Kaldı ki, yüce Allah, daha birçok günde
birçok hüküm açıklamıştır. Öyleyse bu günde açıklanan hükmün
ayrıcalığı nedir ki, yüce Allah onu veya ayrıntılı
açıklamasını dinin kemale erdirilmesi ve nimetin tamamlanması
olarak isimlendirmiştir?
Yoksa, dinin kemale erdirilmesinden
maksat, haram yiyecekleri ayrıntılı bir şekilde açıklayan bu
ayetin inişinden sonra yasama kapısının kapanması şeklindeki
tamamlanışı mıdır? Bu durumda Mâide suresinin inişi ile
Peygamberin (s.a.a) bu dünyadan göç edişi arasında inen
hükümlerin durumu ne olacaktır? Hatta bizzat Mâide suresinin
içinde bulunup da bu ayetten sonra inen öteki hükümler için ne
diyeceğiz? Varın siz düşünün!
Bütün bunlardan sonra, eğer maksat hicrî
onuncu yılın Arefe gününde inen ayetin kapsadığı haramların
zikredilişinden dolayı yapılan iyiliği anmaksa,
"size din olarak İslâm'a
razı oldum." (ki cümlenin takdiri, "Bugün razı
oldum"dur) ne anlam ifade ediyor? Bu günün ayrıcalığı nedir
ki, yüce Allah özellikle o günde din olarak İslâm'dan razı
olsun? Ki bu razı oluşa uygun düşecek nitelikte bu güne özgü
bir durum da söz konusu değildir?!
Bundan önceki yaklaşımlar için ileri
sürülen problemlerin birçoğu ya da çoğunluğa yakın miktarı
bunun için de söylenebilir. Fakat biz onları tekrarlayarak
sözü uzatmak istemiyoruz.
Acaba, ayette geçen "gün"den maksat,
Arefe günü ile Peygamberimizin (s.a.a) Medine'ye vardığı gün
arasındaki herhangi bir gün müdür, demek isteniyor? Nitekim
kâfirlerin ümitsizliğe düşmeleri ve dinin kemale erdirilişi
bazılarınca bu şekilde yorumlanmıştır!
Bundan önceki yaklaşımlara ilişkin
problemler, aynı detayıyla bunun için de geçerlidir.

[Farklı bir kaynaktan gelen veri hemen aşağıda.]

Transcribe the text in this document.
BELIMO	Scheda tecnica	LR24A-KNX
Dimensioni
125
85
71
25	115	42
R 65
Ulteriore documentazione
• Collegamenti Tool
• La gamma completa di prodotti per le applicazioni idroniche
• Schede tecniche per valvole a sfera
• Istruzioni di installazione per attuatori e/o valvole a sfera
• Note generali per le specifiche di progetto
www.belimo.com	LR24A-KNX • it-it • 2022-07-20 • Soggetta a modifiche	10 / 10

Şimdiye kadar ayetin anlamını belirleme
yolunda sunduğumuz araştırma, ayetin anlamı ile ilgili olarak
söylenenler veya söylenebilecek şeyler üzerine yapılan
değerlendirmelerdir, ki bu bizim ayetle ilgili araştırmamızın
bir kısmıdır sadece. Şimdi tefsirimizin kendine özgü araştırma
yöntemine uygun olarak diğer kısmına bakalım.
"Bugün inkâr edenler, sizin dininizden umudu kesmişlerdir.
Artık onlardan korkmayın." Ayette geçen "ye's=umutsuz-luk"
kelimesi, "recâ=umut"
kelimesinin karşıtıdır. Din ise, Allah katından peyderpey
inmiştir. Buna göre bu ifade gösteriyor ki, kâfirler,
Müslümanların dini olan İslâm'dan yana olumsuz bir beklenti
içindeydiler. Uzun süreden beri onun bir şekilde ortadan
kalkmasını umuyorlardı. Onların bu tavırları, zaman zaman
İslâm için de bir tehdit oluşturuyordu. Din onlardan yana gün
be gün tehditle karşı karşıya kalıyordu. Bu da müminleri
sakınmaya ve korku duymaya iten bir durum olmalıydı zaten.
Buna göre,
"Artık onlardan
korkmayın." ifadesi, yüce Allah'tan müminlere,
karşı karşıya bulundukları tehlikeye ve içlerinde biriken
korkuya karşı bir güvence niteliğindedir. Nitekim yüce Allah
şöyle buyurmuştur:
"Ehlikitap'tan bir grup sizi şaşırtıp saptırmayı arzuladı."
(Âl-i İmrân, 69)
"Ehlikitap'tan çoğu,
gerçek kendilerine besbelli olduktan sonra, sırf içlerindeki
kıskançlıktan ötürü sizi imanınızdan sonra küfre döndürmek
isterler. Allah emrini getirinceye kadar affedin, hoşgörün.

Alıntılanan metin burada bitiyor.